Patio Drainage – Don’t Forget The Pitch

Summary: In patio installation the pitch and layout on large patios or terraces installed by professionals are “laid out” with surveying instruments. Homeowners and the DIY’er in building a small patio usually do not have access to surveying instruments and must be done by hand. Find out how to stay on pitch!
A pitch of a patio that is too steep makes for tilting garden furniture, and the irritation of liquid spilling out of containers set on a sloping table top. The pitch in laying a patio or deck should not exceed two and one-half inches in ten feet.

I once allowed myself to be bullied by a mason into building a patio at the end of a small garden with a pitch of five inches in twelve feet. I protested, but he was experienced and very determined. He insisted “I know how to lay a patio!”

When the job was finished, I asked him why he had been so insistent. He replied with Latin excitement, “My patio, no one would see my patio!” I realized he was so proud of his work that he would have stood it on end if he could.

The slope of the table on the patio was not good, but still not impossible, and the slight exaggeration of the pitch did actually play up the area and increase the apparent size of the garden slightly.

Patio Drainage Solutions – The Purpose of Pitch

The purpose of the pitch, of course, is for patio drainage, allowing water to drain off smoothly and fairly rapidly.


In a big job, elevations are established by surveying instruments, but on small properties, simple, rule-of-thumb methods often suffice. An easy way when landscaping small backyards is by laying out the paved area in the following:

After staking out the terrace, dig a trench round the whole area, about three inches deep on the high side and a little deeper on the low side.

Sink a frame of two by four lumber into the trench. Use a mason’s or carpenter’s level to be sure that the sides of the frame are level.

Place a board (piece of rigid lumber) across the frame, from the high side of the terrace to the low side. (If the terrace is more than about twelve feet wide, it will be necessary to perform this operation in more than one step, and establish the grade at, say, ten-foot intervals.)

Place the level on the board and, resting one end of the board on the frame at the high side of the terrace, adjust the board until it is level. Prop it in this position, and adjust the low side of the frame to the required pitch.

If the pitch is to be two inches in ten feet, and the terrace is ten feet wide, the low side of the frame should be two inches below the high side; if the terrace is fifteen feet wide, the difference in level will be three inches and so on.


When the frame has been adjusted, make it firm by driving stakes into the ground. You now have a frame into which to fit the terrace.

Laying Flagstone

If the terrace is to be made of heavy flagstone, three or more inches thick, without a cushion of cinders and sand, prepare the soil within the frame by removing all stones near the surface and raking it smooth.

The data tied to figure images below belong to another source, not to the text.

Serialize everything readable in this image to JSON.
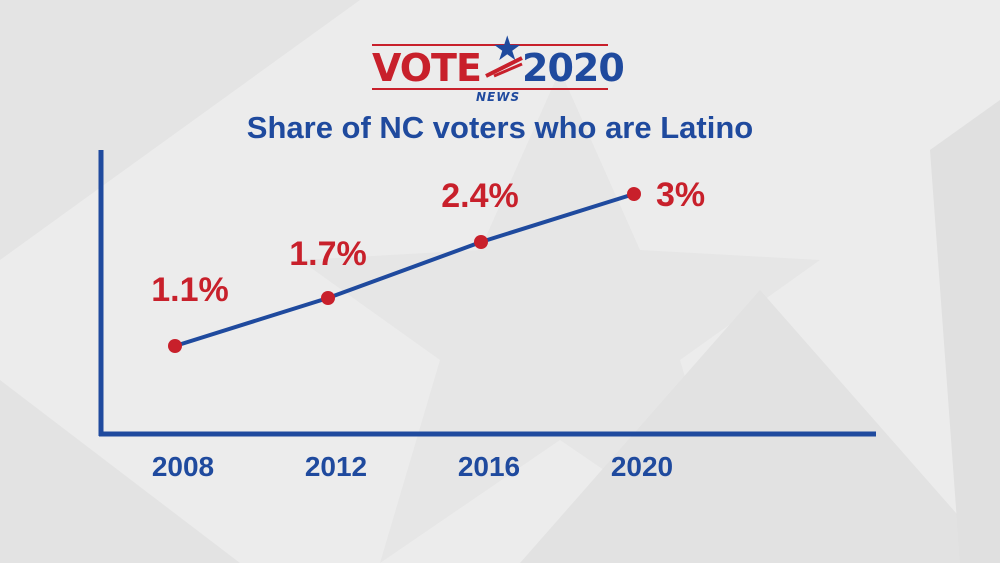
{
  "logo": {
    "vote": "VOTE",
    "year": "2020",
    "station": "NEWS"
  },
  "colors": {
    "accent_red": "#c8202b",
    "brand_blue": "#1f4a9e",
    "background": "#ececec"
  },
  "chart_data": {
    "type": "line",
    "title": "Share of NC voters who are Latino",
    "categories": [
      "2008",
      "2012",
      "2016",
      "2020"
    ],
    "values": [
      1.1,
      1.7,
      2.4,
      3.0
    ],
    "labels": [
      "1.1%",
      "1.7%",
      "2.4%",
      "3%"
    ],
    "xlabel": "",
    "ylabel": "",
    "ylim": [
      0,
      3.6
    ],
    "grid": false,
    "legend": "none"
  }
}
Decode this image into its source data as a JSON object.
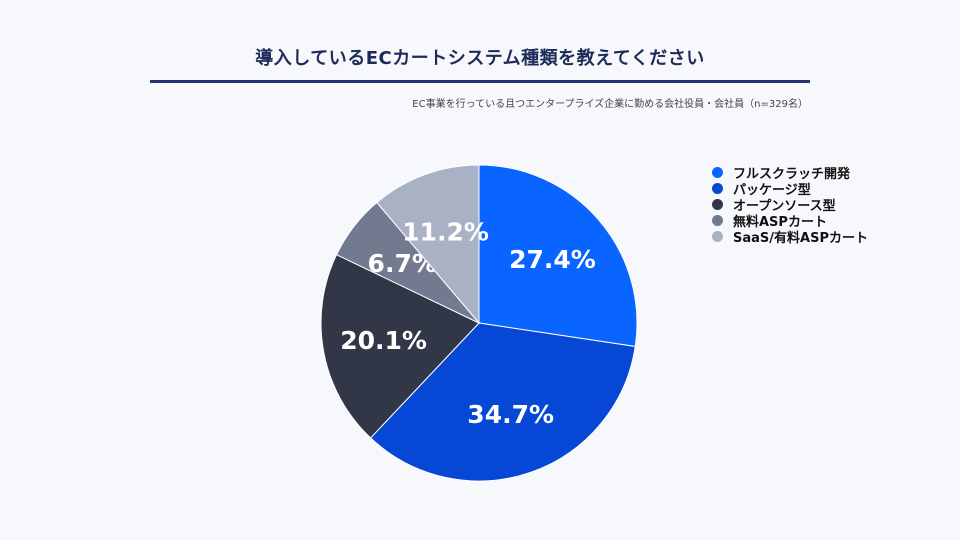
{
  "header": {
    "title": "導入しているECカートシステム種類を教えてください",
    "subtitle": "EC事業を行っている且つエンタープライズ企業に勤める会社役員・会社員（n=329名）"
  },
  "chart_data": {
    "type": "pie",
    "title": "導入しているECカートシステム種類を教えてください",
    "subtitle": "EC事業を行っている且つエンタープライズ企業に勤める会社役員・会社員（n=329名）",
    "legend_position": "right",
    "start_angle": "12 o'clock",
    "direction": "clockwise",
    "slices": [
      {
        "label": "フルスクラッチ開発",
        "value": 27.4,
        "value_label": "27.4%",
        "color": "#0a64ff"
      },
      {
        "label": "パッケージ型",
        "value": 34.7,
        "value_label": "34.7%",
        "color": "#0647d6"
      },
      {
        "label": "オープンソース型",
        "value": 20.1,
        "value_label": "20.1%",
        "color": "#323748"
      },
      {
        "label": "無料ASPカート",
        "value": 6.7,
        "value_label": "6.7%",
        "color": "#727a8f"
      },
      {
        "label": "SaaS/有料ASPカート",
        "value": 11.2,
        "value_label": "11.2%",
        "color": "#a9b1c4"
      }
    ]
  }
}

If it has been necessary to work it deeply, let it settle for a few days. In any case, tamp it. When it is thoroughly settled, begin putting the flagstone in place. Prepare the bed for each flagtone separately by raking lightly and mixing in a little sand if the soil is heavy.

Begin at the upper side of the terrace and place the first stone so that its upper edge is resting against the frame and level with it. Then take the piece of board and rest it across the frame and the flagstone.

It should touch squarely the surface of the stone and the top and bottom sides of the frame. Continue in this way, testing the position of each stone as it is placed, until the whole terrace has been laid.

Use your eye to decide on a pleasing pattern, and try to avoid joints that continue in a straight line from stone to stone.

When the stone varies in color and texture, stones lighter or darker than the majority, or coarser or finer in texture, should be scattered rather than laid all together. When all the stones are in place, test them again with the length of board and adjust or tamp any pieces that are out of position; then brush clean sand into the spaces between the flags.

If the paving material is to be laid on a bed of sand and cinders, excavate within the frame to the required depth to allow for a cushion of cinders or gravel (about six inches) and sand (about two inches). Both the cinder layer and the sand layer should be flooded and tamped.

Whatever material is used to pave the terrace, the frame of two by fours makes it easy to achieve a uniform grade and a smooth surface. If it is necessary to pitch in more than one direction, divide the frame with a center board.

If the terrace is raised above the surrounding level, it should be faced along the exposed sides. Even when the facing stones are heavy, they should be set in concrete.

To do this, dig a trench and pour in a footing of concrete. This will hold the facing stones in line. Place one-inch boards along the exposed sides of the terrace and hold them in place with stakes driven into the ground.

Put the facing stones in position in front of the board. Pour concrete into the cracks between the facing stones, leaving a few openings for drainage. When the concrete has set, remove the board and pour concrete into the space between the facing and the terrace.

Exposed concrete should be colored to match the stone.